Best suited to the collection of evidence of student achievement of Outcomes 2, 3 and 5.
Tests and examinations
Students apply their understanding and skills in science to analyse, interpret, solve problems and answer
questions in supervised classroom settings.
These tasks are more structured and require students to demonstrate use of terminology, an
understanding and application of concepts, quantitative skills and knowledge of factual information. It is
expected that assessment items would include open-ended questions to allow students to respond at their
highest level of understanding.
Types of evidence may include: diagnostic, formative and summative tests and examinations;
comprehension and interpretation exercises; exercises requiring analysis and evaluation of both
qualitative and quantitative scientific information; and responses to discussions and/or presentations.

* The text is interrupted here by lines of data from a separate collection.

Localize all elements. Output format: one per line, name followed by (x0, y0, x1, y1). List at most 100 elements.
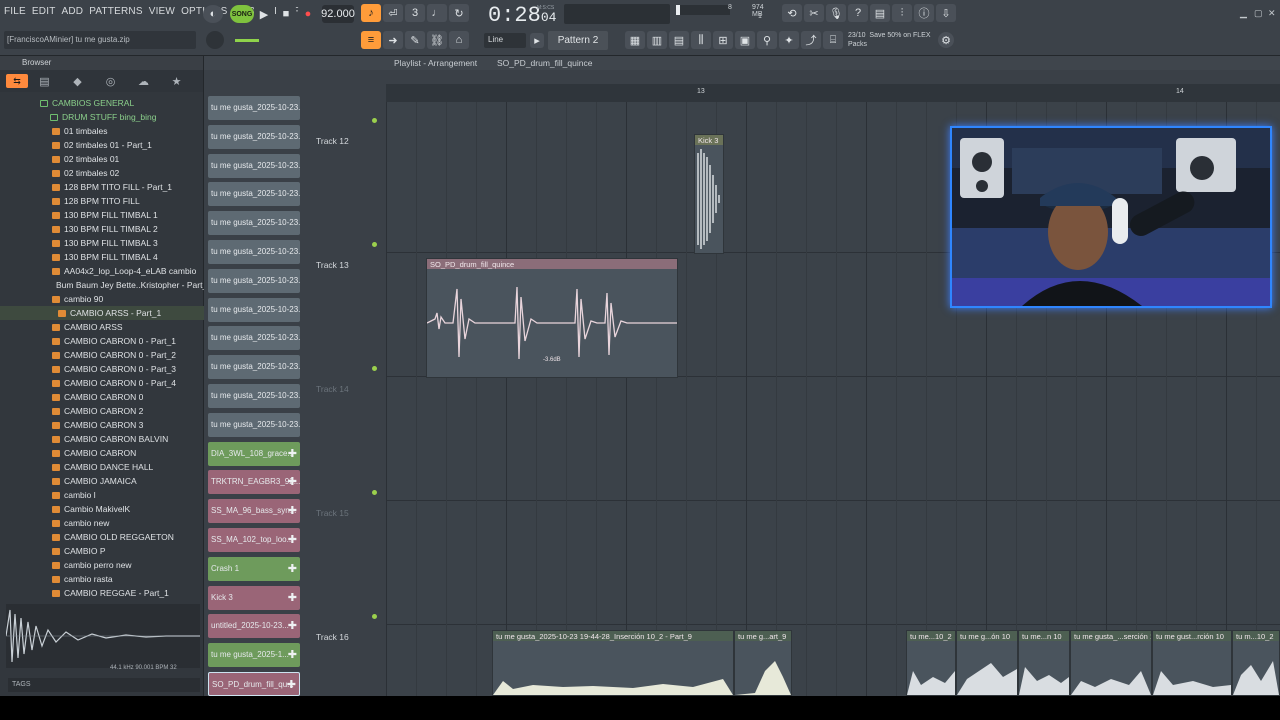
browser-file[interactable]: CAMBIO CABRON 0 - Part_2 (0, 348, 204, 362)
browser-file[interactable]: CAMBIO CABRON 0 - Part_4 (0, 376, 204, 390)
clip-source-item[interactable]: untitled_2025-10-23... ✚ (208, 614, 300, 639)
browser-folder[interactable]: CAMBIOS GENERAL (0, 96, 204, 110)
browser-tab-projects-icon[interactable]: ◎ (94, 75, 127, 88)
menu-file[interactable]: FILE (4, 6, 26, 17)
add-clip-icon[interactable]: ✚ (288, 447, 297, 460)
browser-file[interactable]: CAMBIO CABRON 0 (0, 390, 204, 404)
browser-file[interactable]: CAMBIO OLD REGGAETON (0, 530, 204, 544)
audio-clip-b[interactable]: tu me g...art_9 (734, 630, 792, 696)
browser-file[interactable]: CAMBIO DANCE HALL (0, 460, 204, 474)
countdown-icon[interactable]: 3 (405, 4, 425, 22)
add-clip-icon[interactable]: ✚ (288, 475, 297, 488)
arrow-right-icon[interactable]: ➜ (383, 31, 403, 49)
browser-toggle-icon[interactable]: ▣ (735, 31, 755, 49)
snap-mode-select[interactable]: Line (484, 33, 526, 48)
stop-button[interactable]: ■ (276, 5, 296, 23)
browser-file[interactable]: cambio rasta (0, 572, 204, 586)
browser-file[interactable]: cambio l (0, 488, 204, 502)
clip-source-item[interactable]: tu me gusta_2025-10-23... (208, 182, 300, 207)
master-volume-knob[interactable] (206, 31, 224, 49)
capture-icon[interactable]: ⤴ (801, 31, 821, 49)
browser-file[interactable]: Bum Baum Jey Bette..Kristopher - Part_1 (0, 278, 204, 292)
browser-tab-favorites-icon[interactable]: ★ (160, 75, 193, 88)
clip-source-item[interactable]: tu me gusta_2025-10-23... (208, 326, 300, 351)
browser-file[interactable]: CAMBIO REGGAE - Part_1 (0, 586, 204, 600)
plugin-picker-icon[interactable]: ⚲ (757, 31, 777, 49)
info-icon[interactable]: ⓘ (914, 4, 934, 22)
channel-rack-icon[interactable]: ▤ (669, 31, 689, 49)
record-button[interactable]: ● (298, 5, 318, 23)
step-edit-icon[interactable]: ♩ (427, 4, 447, 22)
clip-source-item[interactable]: tu me gusta_2025-10-23... (208, 239, 300, 264)
browser-file[interactable]: CAMBIO CABRON 0 - Part_3 (0, 362, 204, 376)
mixer-view-icon[interactable]: ⫼ (691, 31, 711, 49)
browser-file[interactable]: CAMBIO ARSS - Part_1 (0, 306, 204, 320)
metronome-icon[interactable]: ♪ (361, 4, 381, 22)
track-enable-led[interactable] (372, 614, 377, 619)
touch-keyboard-icon[interactable]: ✦ (779, 31, 799, 49)
browser-file[interactable]: 130 BPM FILL TIMBAL 4 (0, 250, 204, 264)
browser-file[interactable]: 130 BPM FILL TIMBAL 3 (0, 236, 204, 250)
clip-source-item[interactable]: tu me gusta_2025-10-23... (208, 355, 300, 380)
download-icon[interactable]: ⇩ (936, 4, 956, 22)
browser-file[interactable]: 02 timbales 01 - Part_1 (0, 138, 204, 152)
track-enable-led[interactable] (372, 242, 377, 247)
menu-patterns[interactable]: PATTERNS (89, 6, 142, 17)
pattern-selector[interactable]: Pattern 2 (548, 31, 608, 50)
browser-file[interactable]: 130 BPM FILL TIMBAL 1 (0, 208, 204, 222)
shop-icon[interactable]: ⌸ (823, 31, 843, 49)
browser-title[interactable]: Browser (0, 56, 203, 70)
close-icon[interactable]: ✕ (1268, 8, 1276, 19)
add-clip-icon[interactable]: ✚ (288, 504, 297, 517)
browser-tab-files-icon[interactable]: ▤ (28, 75, 61, 88)
master-pitch-slider[interactable] (235, 39, 259, 42)
browser-file[interactable]: cambio new (0, 516, 204, 530)
browser-file[interactable]: cambio perro new (0, 558, 204, 572)
promo-banner[interactable]: 23/10 Save 50% on FLEX Packs (848, 31, 931, 49)
sample-preview-waveform[interactable] (5, 604, 200, 668)
audio-clip-a[interactable]: tu me gusta_2025-10-23 19-44-28_Inserció… (492, 630, 734, 696)
browser-file[interactable]: CAMBIO P (0, 544, 204, 558)
browser-file[interactable]: 01 timbales (0, 124, 204, 138)
stamp-icon[interactable]: ⌂ (449, 31, 469, 49)
audio-clip-g[interactable]: tu me gust...rción 10 (1152, 630, 1232, 696)
tags-bar[interactable]: TAGS (8, 678, 200, 692)
clip-source-item[interactable]: tu me gusta_2025-1... ✚ (208, 643, 300, 668)
audio-clip-c[interactable]: tu me...10_2 (906, 630, 956, 696)
track-enable-led[interactable] (372, 490, 377, 495)
add-clip-icon[interactable]: ✚ (288, 591, 297, 604)
cut-icon[interactable]: ✂ (804, 4, 824, 22)
browser-file[interactable]: 128 BPM TITO FILL - Part_1 (0, 180, 204, 194)
mic-icon[interactable]: 🎙 (826, 4, 846, 22)
plugin-icon[interactable]: ⊞ (713, 31, 733, 49)
add-clip-icon[interactable]: ✚ (288, 619, 297, 632)
clip-source-item[interactable]: tu me gusta_2025-10-23... (208, 96, 300, 120)
song-mode-badge[interactable]: SONG (230, 5, 254, 23)
menu-add[interactable]: ADD (62, 6, 84, 17)
help-icon[interactable]: ? (848, 4, 868, 22)
browser-file[interactable]: CAMBIO JAMAICA (0, 474, 204, 488)
browser-file[interactable]: CAMBIO CABRON 3 (0, 418, 204, 432)
browser-file[interactable]: 02 timbales 01 (0, 152, 204, 166)
save-icon[interactable]: ▤ (870, 4, 890, 22)
brush-icon[interactable]: ✎ (405, 31, 425, 49)
track-label[interactable]: Track 13 (316, 260, 349, 270)
clip-source-item[interactable]: DIA_3WL_108_grace... ✚ (208, 441, 300, 466)
browser-file[interactable]: AA04x2_lop_Loop-4_eLAB cambio (0, 264, 204, 278)
track-label[interactable]: Track 14 (316, 384, 349, 394)
menu-view[interactable]: VIEW (149, 6, 175, 17)
browser-file[interactable]: 128 BPM TITO FILL (0, 194, 204, 208)
track-enable-led[interactable] (372, 366, 377, 371)
clip-source-item[interactable]: tu me gusta_2025-10-23... (208, 211, 300, 236)
maximize-icon[interactable]: ▢ (1254, 8, 1263, 19)
add-clip-icon[interactable]: ✚ (288, 648, 297, 661)
clip-source-item[interactable]: tu me gusta_2025-10-23... (208, 268, 300, 293)
browser-file[interactable]: CAMBIO CABRON 0 - Part_1 (0, 334, 204, 348)
play-button[interactable]: ▶ (254, 5, 274, 23)
add-clip-icon[interactable]: ✚ (287, 678, 296, 691)
kick-clip[interactable]: Kick 3 (694, 134, 724, 254)
browser-file[interactable]: CAMBIO ARSS (0, 320, 204, 334)
drum-fill-clip[interactable]: SO_PD_drum_fill_quince -3.6dB (426, 258, 678, 378)
link-icon[interactable]: ⛓ (427, 31, 447, 49)
clip-source-item[interactable]: tu me gusta_2025-10-23... (208, 124, 300, 149)
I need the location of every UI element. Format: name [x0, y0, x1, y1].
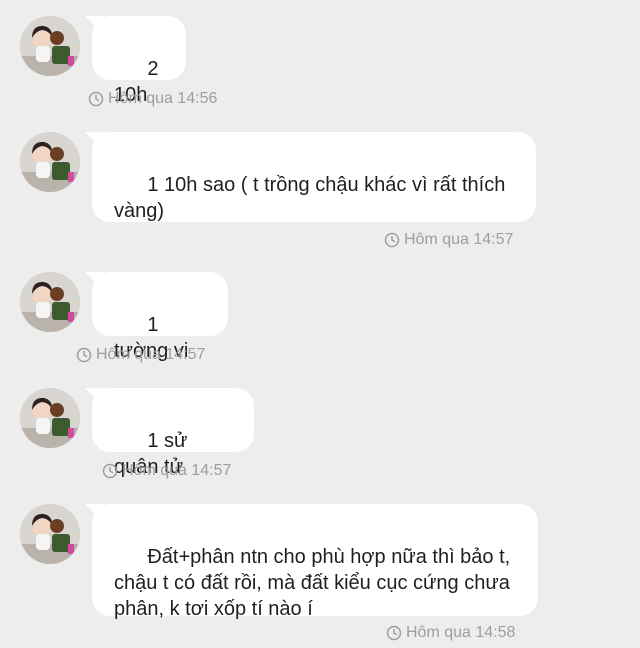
avatar-image — [20, 16, 80, 76]
avatar-image — [20, 504, 80, 564]
avatar-image — [20, 132, 80, 192]
timestamp-text: Hôm qua 14:58 — [406, 624, 516, 641]
message-bubble[interactable]: 1 tường vi — [92, 272, 228, 362]
timestamp-text: Hôm qua 14:57 — [404, 231, 514, 248]
chat-list: 2 10h Hôm qua 14:56 1 10h sao (t trồng … — [0, 0, 640, 642]
message-timestamp: Hôm qua 14:57 — [102, 462, 231, 480]
message-text: 1 10h sao ( t trồng chậu khác vì rất thí… — [114, 174, 511, 222]
timestamp-text: Hôm qua 14:56 — [108, 90, 218, 107]
message-text: Đất+phân ntn cho phù hợp nữa thì bảo t, … — [114, 546, 516, 620]
avatar[interactable] — [20, 132, 80, 192]
clock-icon — [384, 232, 400, 248]
avatar[interactable] — [20, 16, 80, 76]
message-timestamp: Hôm qua 14:57 — [76, 346, 205, 364]
clock-icon — [76, 347, 92, 363]
timestamp-text: Hôm qua 14:57 — [96, 346, 206, 363]
avatar[interactable] — [20, 504, 80, 564]
timestamp-text: Hôm qua 14:57 — [122, 462, 232, 479]
message-bubble[interactable]: 1 10h sao ( t trồng chậu khác vì rất thí… — [92, 132, 536, 222]
message-timestamp: Hôm qua 14:57 — [384, 231, 513, 249]
avatar-image — [20, 272, 80, 332]
message-bubble[interactable]: 2 10h — [92, 16, 186, 106]
avatar-image — [20, 388, 80, 448]
message-timestamp: Hôm qua 14:56 — [88, 90, 217, 108]
avatar[interactable] — [20, 272, 80, 332]
message-timestamp: Hôm qua 14:58 — [386, 624, 515, 642]
clock-icon — [386, 625, 402, 641]
message-bubble[interactable]: Đất+phân ntn cho phù hợp nữa thì bảo t, … — [92, 504, 538, 620]
clock-icon — [88, 91, 104, 107]
clock-icon — [102, 463, 118, 479]
message-bubble[interactable]: 1 sử quân tử — [92, 388, 254, 478]
avatar[interactable] — [20, 388, 80, 448]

Best suited to the collection of evidence of student achievement of Outcomes 2, 3, 4 and 5.
Chemistry
Examination design brief
Stage 3
Time allowed
Reading time before commencing work:
Working time for paper:
ten minutes
three hours
Permissible items
Standard items:
pens, pencils, eraser, correction fluid, ruler, highlighters
Special items:
a blue or black pen or a B or 2B pencil for the separate multiple-choice answer
sheet, non-programmable calculators satisfying the conditions set by the Curriculum
Council for this course.
Additional information
The weighting of calculations in the examination is within the range 15–25%, across Sections Two and
Three, with at least two multi-step calculations in Section Three.
Instructions to candidates state: When calculating numerical answers, show your working or reasoning
clearly. Express numerical answers to three significant figures and include appropriate units where
applicable.
A Chemistry data sheet is provided.
Section
Supporting information
Section One
Multiple-choice
25% of the total examination
25 questions
Suggested working time: 50 minutes
Section Two
Short answer
35% of the total examination
The questions could require the candidate to respond with equations,
descriptions, short calculations, diagrams, tables, graphs or flow
charts.
8–12 questions
Suggested working time: 60 minutes
Section Three
Extended answer
40% of the total examination
Each question has parts and is based on a scenario.
At least two multi-step calculation questions are included.
5–7 questions
Stimulus materials for scenarios and text analysis or comprehension
could take the form of technical or historical passages or
experimental data, and could include images, diagrams, graphs and
charts.
Suggested working time: 70 minutes
Answers could include written responses, multi-step calculations or
flowcharts, either singly or in combination.